The Great Pyramid of Giza has puzzled experts and tourists for centuries. The mysterious voids, hidden chambers, and massive stones, as well as its purpose, are just some of the most debated mysteries when the Great Pyramid of Giza is discussed.
Even today in the 21st century, we are still unsure as to how the ancient Egyptians managed to build such an impressive ancient monument without the use of modern technology.
However, the incredible size of the stones used in its construction, and the various chambers that have eluded experts until recently are just some of the mysteries of the great pyramid of Giza.
Its geometric perfection, location on the planet (geodesy) and orientation with the cardinal points, have conferred qualities that go beyond conventional architecture.
Now, an archaeologist and engineer believe to have solved the mystery as to how the ancient builders managed to align the Pyramids located on the Giza plateau with such mind-bending precision.
“The builders of the Great Pyramid of Khufu aligned the great monument to the cardinal points with an accuracy of better than four minutes of arc or one-fifteenth of one degree,” Glen Dash, an engineer who studies the Giza pyramids, wrote in a paper published recently in The Journal of Ancient Egyptian Architecture, reports Live Science.
As noted by Dash, the Great Pyramid of Giza isn’t the only monument that contains a high degree of accuracy.
The Pyramid of Khafre, also located at the Giza plateau, and the Red Pyramid located in Dashur were also built with an extreme level of accuracy, notes the researcher.
“All three pyramids exhibit the same manner of error; they are rotated slightly counterclockwise from the cardinal points,” Dash wrote.

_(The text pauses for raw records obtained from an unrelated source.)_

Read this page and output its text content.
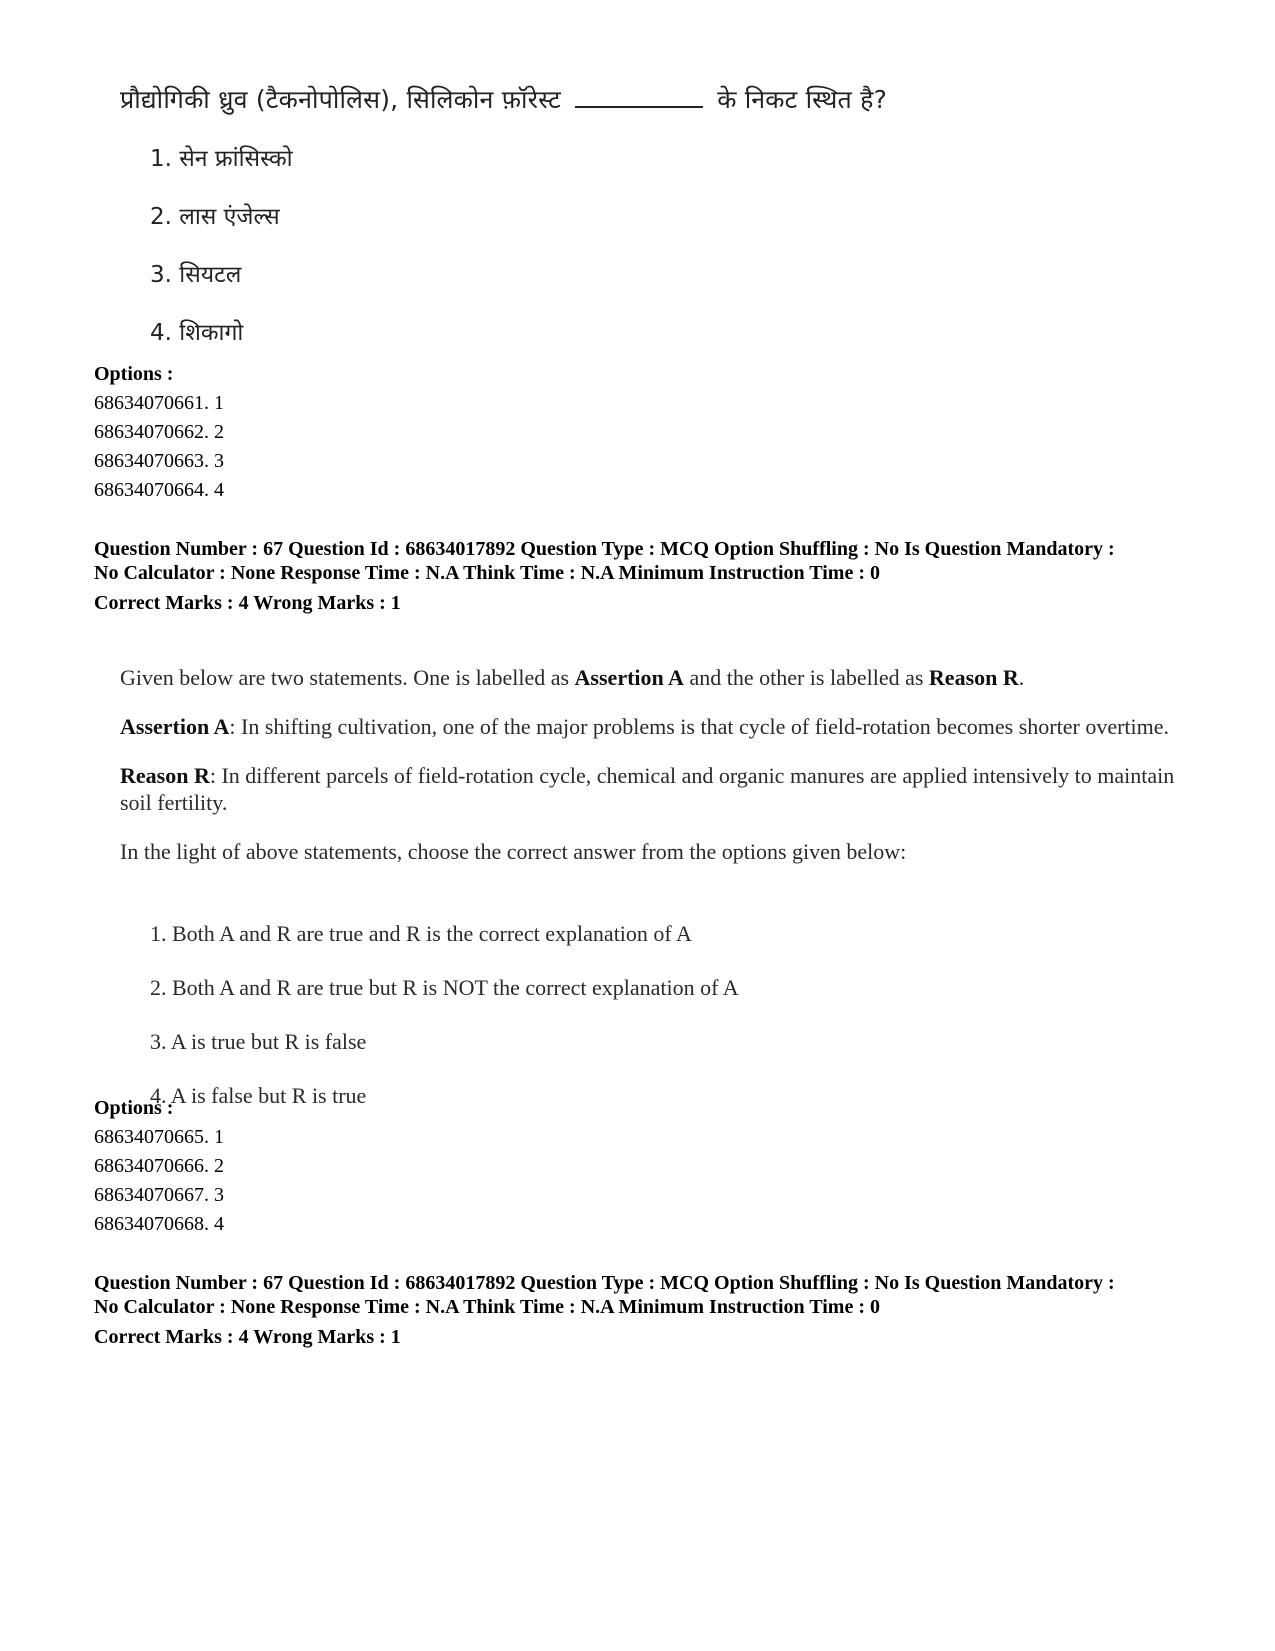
प्रौद्योगिकी ध्रुव (टैकनोपोलिस), सिलिकोन फ़ॉरेस्ट	के निकट स्थित है?
1. सेन फ्रांसिस्को
2. लास एंजेल्स
3. सियटल
4. शिकागो
Options :
68634070661. 1
68634070662. 2
68634070663. 3
68634070664. 4
Question Number : 67 Question Id : 68634017892 Question Type : MCQ Option Shuffling : No Is Question Mandatory :
No Calculator : None Response Time : N.A Think Time : N.A Minimum Instruction Time : 0
Correct Marks : 4 Wrong Marks : 1

Given below are two statements. One is labelled as Assertion A and the other is labelled as Reason R.

Assertion A: In shifting cultivation, one of the major problems is that cycle of field-rotation becomes shorter overtime.

Reason R: In different parcels of field-rotation cycle, chemical and organic manures are applied intensively to maintain soil fertility.

In the light of above statements, choose the correct answer from the options given below:

1. Both A and R are true and R is the correct explanation of A
2. Both A and R are true but R is NOT the correct explanation of A
3. A is true but R is false
4. A is false but R is true
Options :
68634070665. 1
68634070666. 2
68634070667. 3
68634070668. 4
Question Number : 67 Question Id : 68634017892 Question Type : MCQ Option Shuffling : No Is Question Mandatory :
No Calculator : None Response Time : N.A Think Time : N.A Minimum Instruction Time : 0
Correct Marks : 4 Wrong Marks : 1
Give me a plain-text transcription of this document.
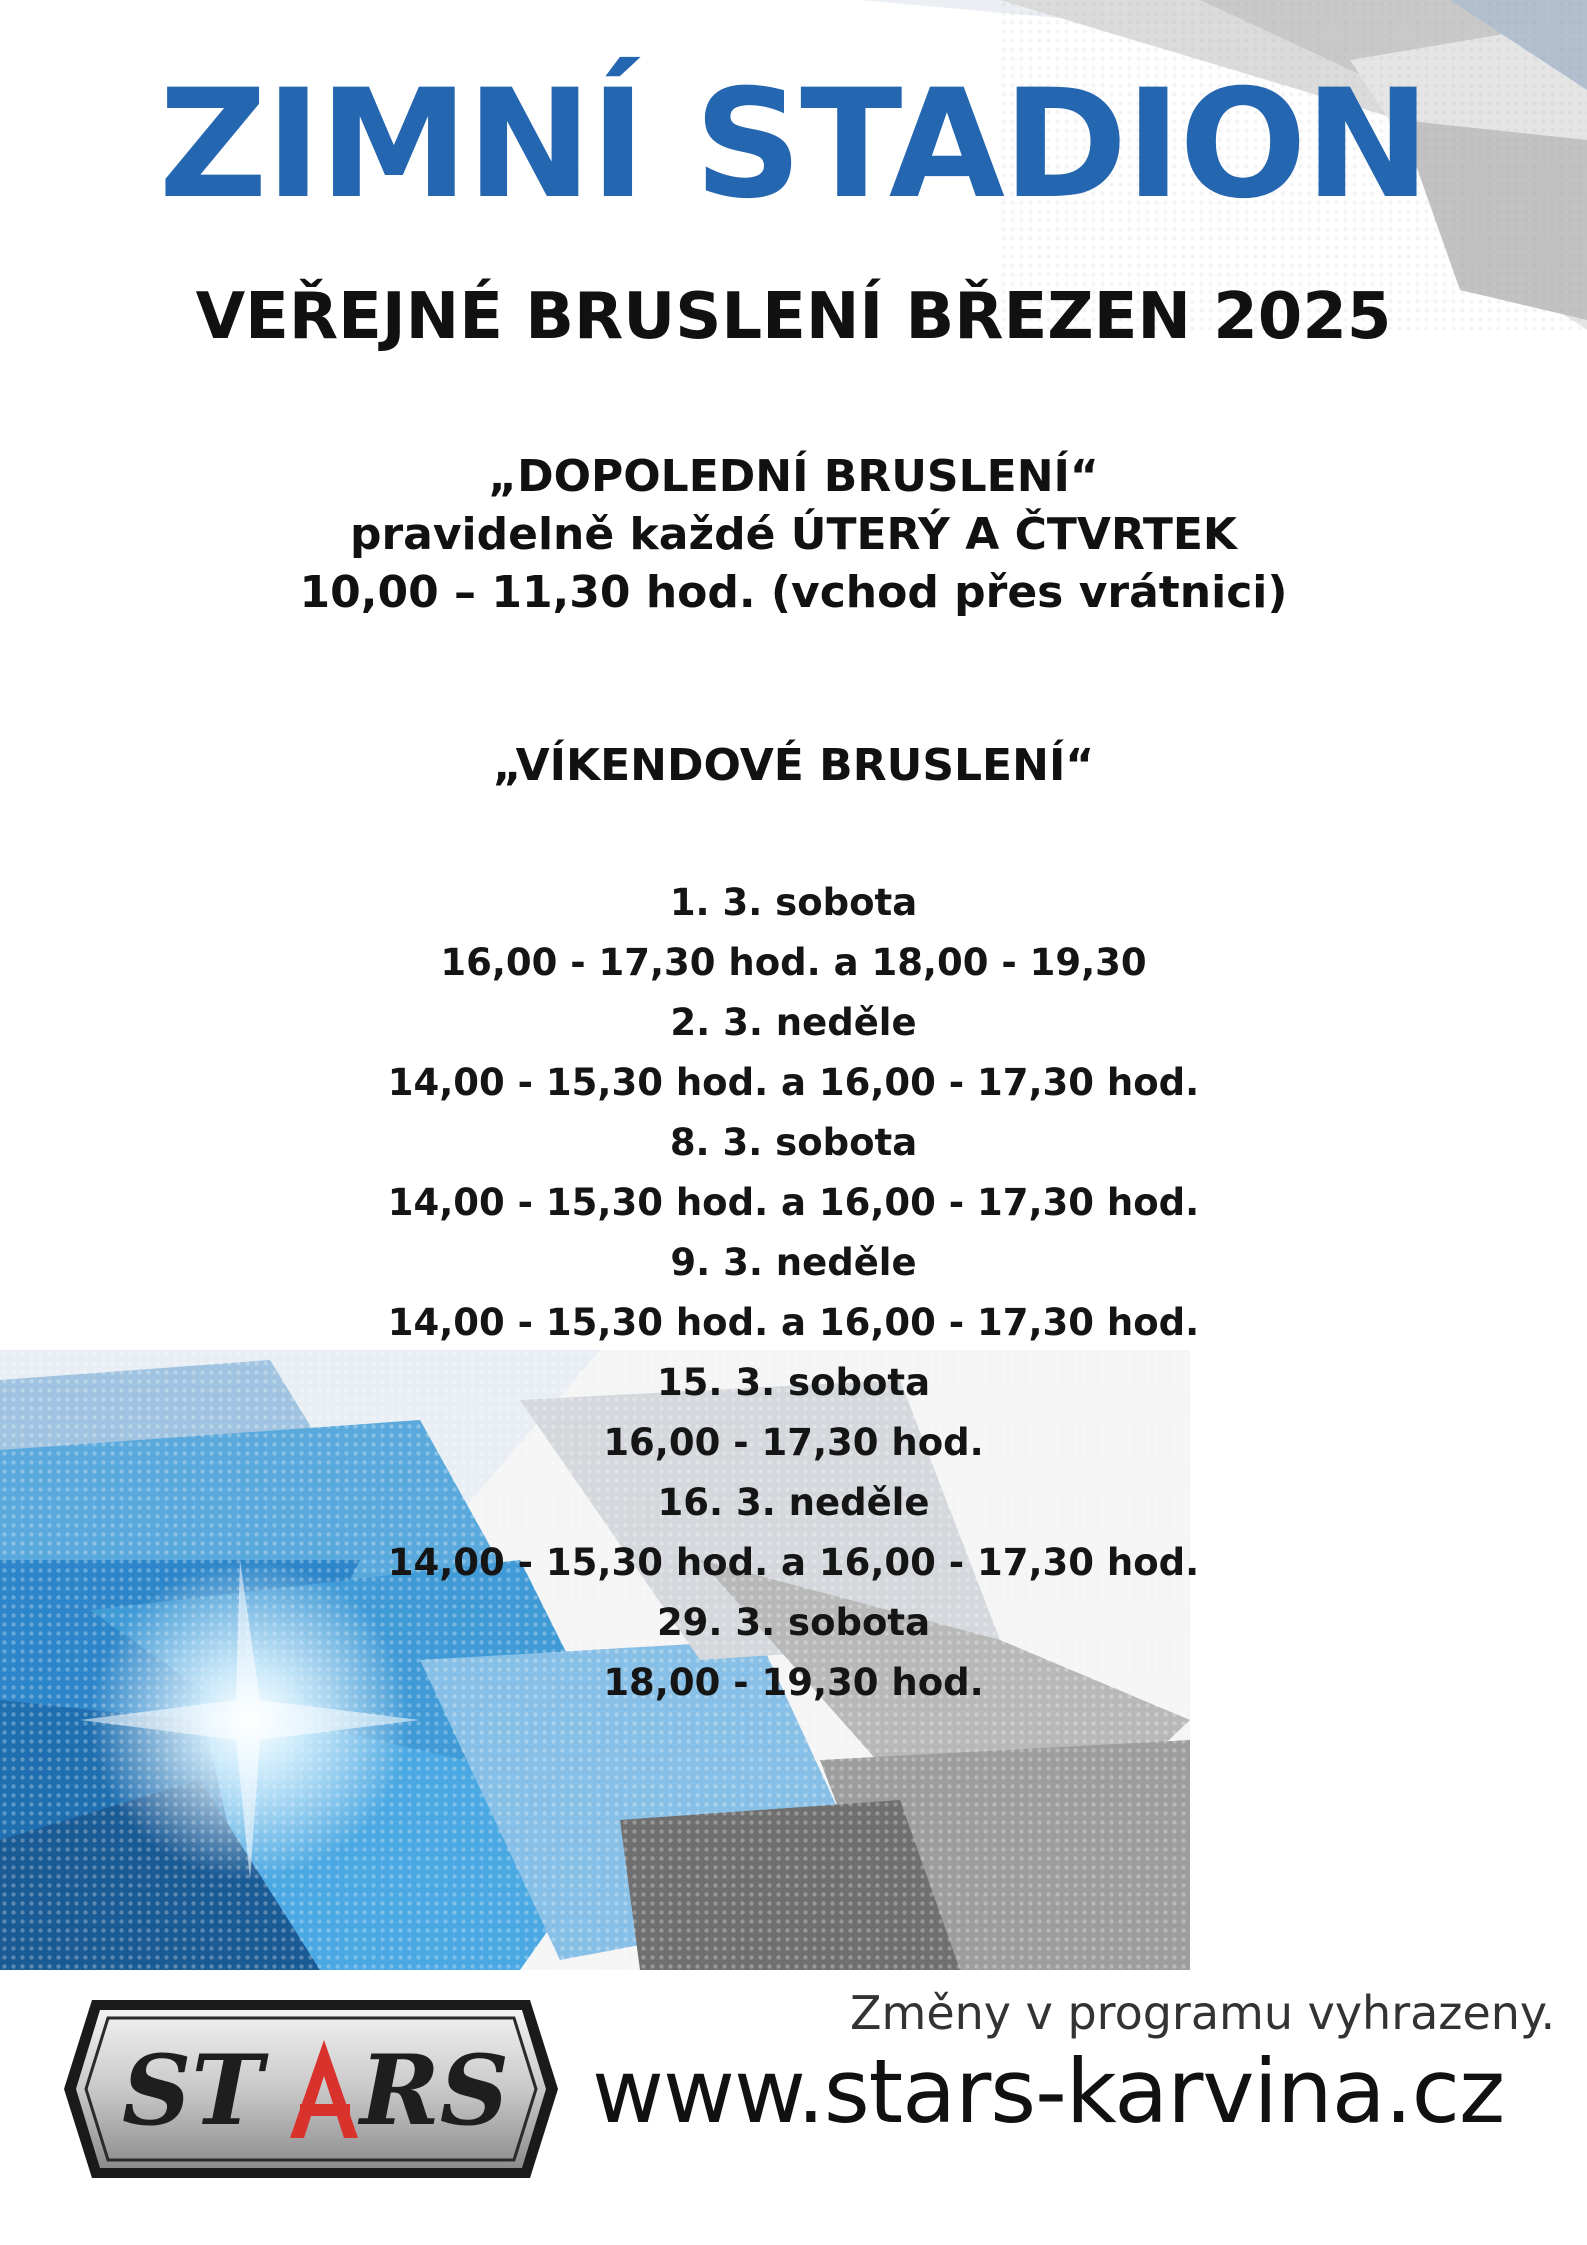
ZIMNÍ STADION
VEŘEJNÉ BRUSLENÍ BŘEZEN 2025
„DOPOLEDNÍ BRUSLENÍ“
pravidelně každé ÚTERÝ A ČTVRTEK
10,00 – 11,30 hod. (vchod přes vrátnici)
„VÍKENDOVÉ BRUSLENÍ“
1. 3. sobota
16,00 - 17,30 hod. a 18,00 - 19,30
2. 3. neděle
14,00 - 15,30 hod. a 16,00 - 17,30 hod.
8. 3. sobota
14,00 - 15,30 hod. a 16,00 - 17,30 hod.
9. 3. neděle
14,00 - 15,30 hod. a 16,00 - 17,30 hod.
15. 3. sobota
16,00 - 17,30 hod.
16. 3. neděle
14,00 - 15,30 hod. a 16,00 - 17,30 hod.
29. 3. sobota
18,00 - 19,30 hod.
ST RS
Změny v programu vyhrazeny.
www.stars-karvina.cz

Over the centuries have researchers proposed a number of different theories as to how the ancient builders of the pyramids managed to build the pyramids along these cardinal points with such accuracy.
According to Dash, the ancient Egyptians used ‘shadows’ cast during the equinox in order to align the Great Pyramid with Cardinal points; north-south-east-west. This new theory may shed light on how the ancient builders managed to accurately align the great pyramids walls without resorting to modern technology.
Dash concludes that the ancient Egyptians used a technique known as the ‘Indian circle method’ to position the ancient monument with such accuracy.
As reported by Live Science, Glen Dash tested the method in Connecticut, United States.
On September 22, 2016, the day of the autumn equinox, he placed a rod onto a wooden platform and marked the positions of the wood’s shade throughout the day.
“On the equinox, the surveyor will find that the tip of the shadow runs in a straight line and nearly perfectly east-west,” Dash wrote. The degree of error is slightly counterclockwise, similar to the error found in the Great Pyramid, Khafre Pyramid, and Red Pyramid, Dash found. The tilt of Earth on the fall equinox allows the shadow to run in this east-west direction, Dash wrote.
But, did the ancient builders of the Pyramids really use this technique?
Well, that’s something we cannot know for sure.
Despite the fact that Dash conducted the experiment in Connecticut, this method should work the same way at the Giza plateau. All that the ancient Egyptians needed was practically a sunny day, notes Dash in the interview.
Whether or not the ancient builders used this method is something we may never know since there are little to no surviving records that suggest how the pyramids were built, nor how the ancient Egyptians managed to accurately align them.
“The Egyptians, unfortunately, left us few clues. No engineering documents or architectural plans have been found that give technical explanations demonstrating how the ancient Egyptians aligned any of their temples or pyramids,” Dash wrote in the article. In fact, it’s possible that multiple methods were used to align the pyramids, Dash told Live Science.